Categories
politics

The real problem is a lack of humility

[Today’s run: 3.2 miles]

David Brooks is a pundit, politically left-center-ish, who writes for the New York Times and talks on NPR/PBS programs.

He wrote an article in The Atlantic which is probably a good article.

But early in the article he inserts a jarring note that I found detracted from his thesis.

His article is entitled How America Got Mean which is definitely a subject worth exploring. (You may notice that, if you bring up the article in a browser the browser tab has a different title: Why Americans Are So Awful to One Another).
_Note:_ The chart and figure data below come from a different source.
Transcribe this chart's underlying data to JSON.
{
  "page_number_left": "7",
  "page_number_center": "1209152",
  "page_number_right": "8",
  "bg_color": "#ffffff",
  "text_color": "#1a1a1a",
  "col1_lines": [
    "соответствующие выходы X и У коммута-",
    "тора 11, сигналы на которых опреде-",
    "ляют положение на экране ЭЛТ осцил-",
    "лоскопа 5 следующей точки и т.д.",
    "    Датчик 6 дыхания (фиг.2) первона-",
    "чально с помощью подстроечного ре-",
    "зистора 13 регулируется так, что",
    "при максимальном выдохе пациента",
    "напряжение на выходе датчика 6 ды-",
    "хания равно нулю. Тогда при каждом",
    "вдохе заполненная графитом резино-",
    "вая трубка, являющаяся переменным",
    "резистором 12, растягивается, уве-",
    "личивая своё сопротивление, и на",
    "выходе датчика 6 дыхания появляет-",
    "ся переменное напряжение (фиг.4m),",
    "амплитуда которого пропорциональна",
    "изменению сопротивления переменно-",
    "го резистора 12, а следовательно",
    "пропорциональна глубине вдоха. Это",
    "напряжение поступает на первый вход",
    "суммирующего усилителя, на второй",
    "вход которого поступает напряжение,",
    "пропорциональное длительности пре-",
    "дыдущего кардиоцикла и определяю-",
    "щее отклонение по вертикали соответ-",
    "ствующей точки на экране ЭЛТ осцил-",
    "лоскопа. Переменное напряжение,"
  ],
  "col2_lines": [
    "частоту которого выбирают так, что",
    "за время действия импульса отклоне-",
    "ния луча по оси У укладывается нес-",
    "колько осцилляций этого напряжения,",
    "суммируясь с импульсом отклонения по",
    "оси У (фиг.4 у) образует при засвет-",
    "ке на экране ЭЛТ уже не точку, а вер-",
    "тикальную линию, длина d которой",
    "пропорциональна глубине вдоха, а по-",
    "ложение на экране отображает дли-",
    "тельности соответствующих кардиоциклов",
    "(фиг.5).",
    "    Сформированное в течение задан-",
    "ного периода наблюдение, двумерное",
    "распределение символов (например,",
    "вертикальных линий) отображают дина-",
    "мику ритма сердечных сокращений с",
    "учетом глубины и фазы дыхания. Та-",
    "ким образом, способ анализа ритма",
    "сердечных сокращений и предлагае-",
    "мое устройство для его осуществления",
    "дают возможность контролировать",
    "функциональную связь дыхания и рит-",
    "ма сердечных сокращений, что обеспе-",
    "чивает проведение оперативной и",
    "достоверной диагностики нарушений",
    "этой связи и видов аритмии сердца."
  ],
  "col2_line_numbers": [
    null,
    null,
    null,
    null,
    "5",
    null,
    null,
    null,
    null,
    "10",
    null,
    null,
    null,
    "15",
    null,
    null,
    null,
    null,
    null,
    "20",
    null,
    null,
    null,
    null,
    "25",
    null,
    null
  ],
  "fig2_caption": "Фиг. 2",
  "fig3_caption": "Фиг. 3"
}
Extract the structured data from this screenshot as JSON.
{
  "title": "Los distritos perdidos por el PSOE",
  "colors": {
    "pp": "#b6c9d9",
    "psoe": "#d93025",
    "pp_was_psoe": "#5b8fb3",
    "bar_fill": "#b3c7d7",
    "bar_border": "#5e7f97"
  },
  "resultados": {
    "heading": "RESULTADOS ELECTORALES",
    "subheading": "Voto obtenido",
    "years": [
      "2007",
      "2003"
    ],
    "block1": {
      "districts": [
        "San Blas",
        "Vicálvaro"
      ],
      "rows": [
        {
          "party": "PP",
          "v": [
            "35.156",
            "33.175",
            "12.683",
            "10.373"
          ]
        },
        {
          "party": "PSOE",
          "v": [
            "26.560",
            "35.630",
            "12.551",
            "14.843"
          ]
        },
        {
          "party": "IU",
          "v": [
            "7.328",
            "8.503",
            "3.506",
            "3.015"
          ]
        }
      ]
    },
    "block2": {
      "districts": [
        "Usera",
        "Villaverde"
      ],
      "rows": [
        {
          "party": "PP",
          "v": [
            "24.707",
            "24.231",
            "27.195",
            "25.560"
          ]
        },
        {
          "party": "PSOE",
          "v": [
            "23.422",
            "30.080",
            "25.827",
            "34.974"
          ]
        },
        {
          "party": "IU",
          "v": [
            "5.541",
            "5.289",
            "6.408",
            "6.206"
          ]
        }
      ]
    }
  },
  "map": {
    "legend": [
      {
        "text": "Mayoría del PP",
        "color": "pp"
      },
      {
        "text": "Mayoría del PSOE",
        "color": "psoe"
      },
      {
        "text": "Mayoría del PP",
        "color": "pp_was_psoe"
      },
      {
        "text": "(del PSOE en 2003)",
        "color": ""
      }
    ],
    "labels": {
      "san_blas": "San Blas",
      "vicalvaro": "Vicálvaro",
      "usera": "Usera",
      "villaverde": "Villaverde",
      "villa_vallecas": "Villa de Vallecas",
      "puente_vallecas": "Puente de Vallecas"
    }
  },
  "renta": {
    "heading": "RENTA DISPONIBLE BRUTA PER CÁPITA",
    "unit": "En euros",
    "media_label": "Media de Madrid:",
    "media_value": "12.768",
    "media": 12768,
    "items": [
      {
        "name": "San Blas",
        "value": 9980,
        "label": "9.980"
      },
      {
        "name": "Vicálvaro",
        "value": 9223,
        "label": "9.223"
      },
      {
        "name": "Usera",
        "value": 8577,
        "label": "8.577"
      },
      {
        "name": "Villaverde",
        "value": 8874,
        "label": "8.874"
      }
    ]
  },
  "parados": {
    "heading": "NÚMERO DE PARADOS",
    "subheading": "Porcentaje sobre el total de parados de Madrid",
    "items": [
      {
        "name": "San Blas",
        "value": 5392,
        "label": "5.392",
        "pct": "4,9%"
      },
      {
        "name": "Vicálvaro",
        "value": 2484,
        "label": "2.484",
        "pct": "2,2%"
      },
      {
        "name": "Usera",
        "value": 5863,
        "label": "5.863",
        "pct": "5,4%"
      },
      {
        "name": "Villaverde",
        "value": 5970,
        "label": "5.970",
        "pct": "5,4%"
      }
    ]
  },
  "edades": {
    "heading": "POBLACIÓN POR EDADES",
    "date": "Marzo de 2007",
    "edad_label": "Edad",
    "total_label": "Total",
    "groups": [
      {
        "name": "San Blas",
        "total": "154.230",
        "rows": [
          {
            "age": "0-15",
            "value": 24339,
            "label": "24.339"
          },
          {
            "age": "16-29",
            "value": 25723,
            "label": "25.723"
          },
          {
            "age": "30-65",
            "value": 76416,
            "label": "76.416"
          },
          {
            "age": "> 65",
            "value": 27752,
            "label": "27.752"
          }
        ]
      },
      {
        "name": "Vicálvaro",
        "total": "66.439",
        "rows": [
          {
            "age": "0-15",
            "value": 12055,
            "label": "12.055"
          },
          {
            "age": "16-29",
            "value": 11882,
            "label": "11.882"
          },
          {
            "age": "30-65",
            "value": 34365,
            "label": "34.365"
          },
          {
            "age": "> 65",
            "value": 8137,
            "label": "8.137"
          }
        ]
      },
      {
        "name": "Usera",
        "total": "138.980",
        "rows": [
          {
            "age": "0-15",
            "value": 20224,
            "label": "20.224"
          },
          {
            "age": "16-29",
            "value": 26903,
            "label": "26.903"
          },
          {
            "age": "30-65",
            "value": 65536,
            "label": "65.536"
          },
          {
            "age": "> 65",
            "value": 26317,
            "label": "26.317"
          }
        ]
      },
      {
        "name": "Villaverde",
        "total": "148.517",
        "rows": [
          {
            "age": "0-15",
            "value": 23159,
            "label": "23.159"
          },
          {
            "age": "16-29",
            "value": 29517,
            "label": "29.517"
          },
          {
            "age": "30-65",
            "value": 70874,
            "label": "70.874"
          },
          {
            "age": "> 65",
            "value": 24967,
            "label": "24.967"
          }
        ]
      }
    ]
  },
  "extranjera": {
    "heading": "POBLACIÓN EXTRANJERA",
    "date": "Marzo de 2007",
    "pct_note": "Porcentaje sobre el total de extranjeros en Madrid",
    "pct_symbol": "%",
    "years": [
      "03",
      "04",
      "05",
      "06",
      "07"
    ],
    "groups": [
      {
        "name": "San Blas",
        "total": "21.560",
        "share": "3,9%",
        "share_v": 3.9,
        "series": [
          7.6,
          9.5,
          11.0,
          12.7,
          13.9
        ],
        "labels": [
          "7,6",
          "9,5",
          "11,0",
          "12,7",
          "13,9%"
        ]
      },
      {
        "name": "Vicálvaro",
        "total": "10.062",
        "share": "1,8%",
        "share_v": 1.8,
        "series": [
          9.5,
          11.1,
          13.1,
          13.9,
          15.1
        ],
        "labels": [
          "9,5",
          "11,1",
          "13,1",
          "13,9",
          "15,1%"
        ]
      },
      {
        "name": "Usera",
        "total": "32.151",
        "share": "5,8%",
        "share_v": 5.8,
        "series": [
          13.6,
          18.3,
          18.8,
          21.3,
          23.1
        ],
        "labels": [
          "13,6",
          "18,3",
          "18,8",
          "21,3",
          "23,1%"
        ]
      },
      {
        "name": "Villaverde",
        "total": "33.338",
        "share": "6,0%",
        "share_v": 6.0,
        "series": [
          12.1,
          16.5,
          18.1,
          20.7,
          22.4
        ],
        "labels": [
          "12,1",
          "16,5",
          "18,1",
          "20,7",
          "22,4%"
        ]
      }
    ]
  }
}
Here is the bit that just threw me off the tracks:

Moral formation, as I will use that stuffy-sounding term here, comprises three things. First, helping people learn to restrain their selfishness. How do we keep our evolutionarily conferred egotism under control? Second, teaching basic social and ethical skills. How do you welcome a neighbor into your community? How do you disagree with someone constructively? And third, helping people find a purpose in life. Morally formative institutions hold up a set of ideals. They provide practical pathways toward a meaningful existence: Here’s how you can dedicate your life to serving the poor, or protecting the nation, or loving your neighbor.

For a large part of its history, America was awash in morally formative institutions. Its Founding Fathers had a low view of human nature, and designed the Constitution to mitigate it (even while validating that low view of human nature by producing a document rife with racism and sexism).

Ok.

I don’t know about you, but to me that parenthesized statement is a perfect example of the “meaness” that Americans have got. It is gratuitously rude. He is making a point about the need for moral education. He brings in American history and the some historic attempts to provide moral education through institutions and public practices. Then points out these areas where he finds the constitution lacking when measured from his perspective 200+ years further on.

It is not the kind of line that shows self control, wields social skills, or lifts one to moral purpose.

It has the smell of modernist moral superiority.

Ah! Maybe I am seeing the light. Maybe he is writing a treatise on morality and rudeness, throwing in a rude line in a playful and self referential way, echoing what he just described: Constitution writers had a low view of human nature and produced a document proving them correct. I (says Brooks) am producing a document on the current fault of widespread gratuitous rudeness, throwing in a line which proves that I am correct.

Unfortunately, I don’t think he is that subtle of a writer (semi- gratuitous rudeness). That would be a subtlety beyond my usual expectations for this writer.

And soon after that point I quit reading. I’ll have to go back later, now that I get the joke, and read the rest of the article.